As we travel the country, we have been impressed by the great questions we are asked, which demonstrate a very respectable knowledge of the Correct Coding Initiative (CCI). On the other side of the coin, we have been shown numerous rejections/denials that show a very apparent lack of understanding of CCI. Questions regarding modifier –59 and the CCI are those that are truly pushing the envelope for a few dollars more. The bottom line is that we see too many mistakes in billing for bundled or potentially bundled services.
What constitutes ‘unbundling?’
Billing for procedures that are “bundled” by adding the appropriate modifier to the lesser procedure—usually –59 for private payers or one of the four “–X” modifiers for Medicare—is considered unbundling. Billing for services that are not bundled but are in fact included as a part of the approach or part of the standard performance of the procedure is also considered unbundling. Unbundling is justified, legal, and should be utilized in many situations.
Unfortunately, there are also many situations in which you should not bill for the secondary procedure. In fact, if a modifier is added in the absence of documentation that supports the use of the modifier, its use would be considered abusive and if repeated could be considered fraudulent and certainly could lead to “take-backs” or possibly penalties. Similarly, unbundling just because the CCI allows the codes to be reported together will result in payment that is also ripe for take-backs and/or penalties.
The problem of navigating these bundling/unbundling rules is somewhat like a busy and confusing traffic circle. Questions about when to get in, when to add modifiers (change lanes), and which modifier to use (how to get out of the circle) all must be addressed. Understanding when to bill or not to bill and how to bill will help you choose how to get out of this coding traffic circle with the best results.
The concepts behind bundling
In order to make the correct decision every time, one needs to understand the two concepts related to reasons for bundling in the first place. The first and overarching concept of bundling/unbundling goes back to the idea of the global surgical package. The global concept actually starts with the CPT in reference to the global surgical package for each code. Although the global surgical package applies to preoperative, intraoperative, and postoperative care, for this article we will focus only on the global concept of intraoperative care.

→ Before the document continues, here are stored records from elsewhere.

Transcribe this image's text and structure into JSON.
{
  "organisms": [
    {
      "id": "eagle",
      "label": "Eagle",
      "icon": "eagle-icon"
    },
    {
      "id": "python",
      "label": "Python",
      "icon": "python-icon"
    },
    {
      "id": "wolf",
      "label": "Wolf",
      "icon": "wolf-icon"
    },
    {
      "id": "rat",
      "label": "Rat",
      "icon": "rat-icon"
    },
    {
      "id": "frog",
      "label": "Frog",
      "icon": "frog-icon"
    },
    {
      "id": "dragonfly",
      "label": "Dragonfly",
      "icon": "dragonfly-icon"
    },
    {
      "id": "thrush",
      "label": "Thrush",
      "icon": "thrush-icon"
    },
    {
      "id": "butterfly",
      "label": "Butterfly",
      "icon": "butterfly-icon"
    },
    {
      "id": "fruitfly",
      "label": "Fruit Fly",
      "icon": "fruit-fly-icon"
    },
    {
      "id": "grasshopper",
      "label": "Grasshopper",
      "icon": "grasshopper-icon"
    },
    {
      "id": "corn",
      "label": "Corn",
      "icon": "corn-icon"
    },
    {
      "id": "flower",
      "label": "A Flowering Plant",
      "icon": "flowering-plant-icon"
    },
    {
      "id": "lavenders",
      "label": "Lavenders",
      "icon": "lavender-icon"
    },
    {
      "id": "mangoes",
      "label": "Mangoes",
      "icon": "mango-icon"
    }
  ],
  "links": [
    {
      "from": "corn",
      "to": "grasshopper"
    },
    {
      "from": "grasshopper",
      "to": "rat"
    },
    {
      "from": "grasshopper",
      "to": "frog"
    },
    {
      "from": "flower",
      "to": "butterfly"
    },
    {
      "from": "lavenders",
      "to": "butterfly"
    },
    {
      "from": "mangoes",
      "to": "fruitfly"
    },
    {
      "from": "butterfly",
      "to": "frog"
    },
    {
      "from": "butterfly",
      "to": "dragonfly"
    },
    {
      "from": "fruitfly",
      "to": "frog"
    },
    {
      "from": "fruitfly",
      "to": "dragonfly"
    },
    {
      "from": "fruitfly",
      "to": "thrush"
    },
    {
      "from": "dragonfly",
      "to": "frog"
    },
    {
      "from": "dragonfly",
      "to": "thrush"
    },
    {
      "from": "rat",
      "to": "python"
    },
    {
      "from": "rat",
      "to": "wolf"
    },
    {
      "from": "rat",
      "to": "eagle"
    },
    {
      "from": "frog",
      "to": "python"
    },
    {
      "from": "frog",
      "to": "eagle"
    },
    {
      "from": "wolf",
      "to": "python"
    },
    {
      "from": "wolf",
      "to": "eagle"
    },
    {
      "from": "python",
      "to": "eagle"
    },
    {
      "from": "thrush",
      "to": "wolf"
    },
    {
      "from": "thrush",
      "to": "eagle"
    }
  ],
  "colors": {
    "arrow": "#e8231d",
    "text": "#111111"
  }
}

Second, you must understand the rules surrounding the concept. With any general concept, there is likely to be an added interpretation or a refinement into a set of rules. Medicare, private payers, and organized medicine have all provided further interpretation of what a global package should include. Computers, and the programs developed to interpret the global concept, are a further refinement of these rules. The CCI and similar private sector coding databases represent the growing set of rules implemented to further define the concept of the same-day global package concept. The rules are not always fair and at times make absolutely no sense.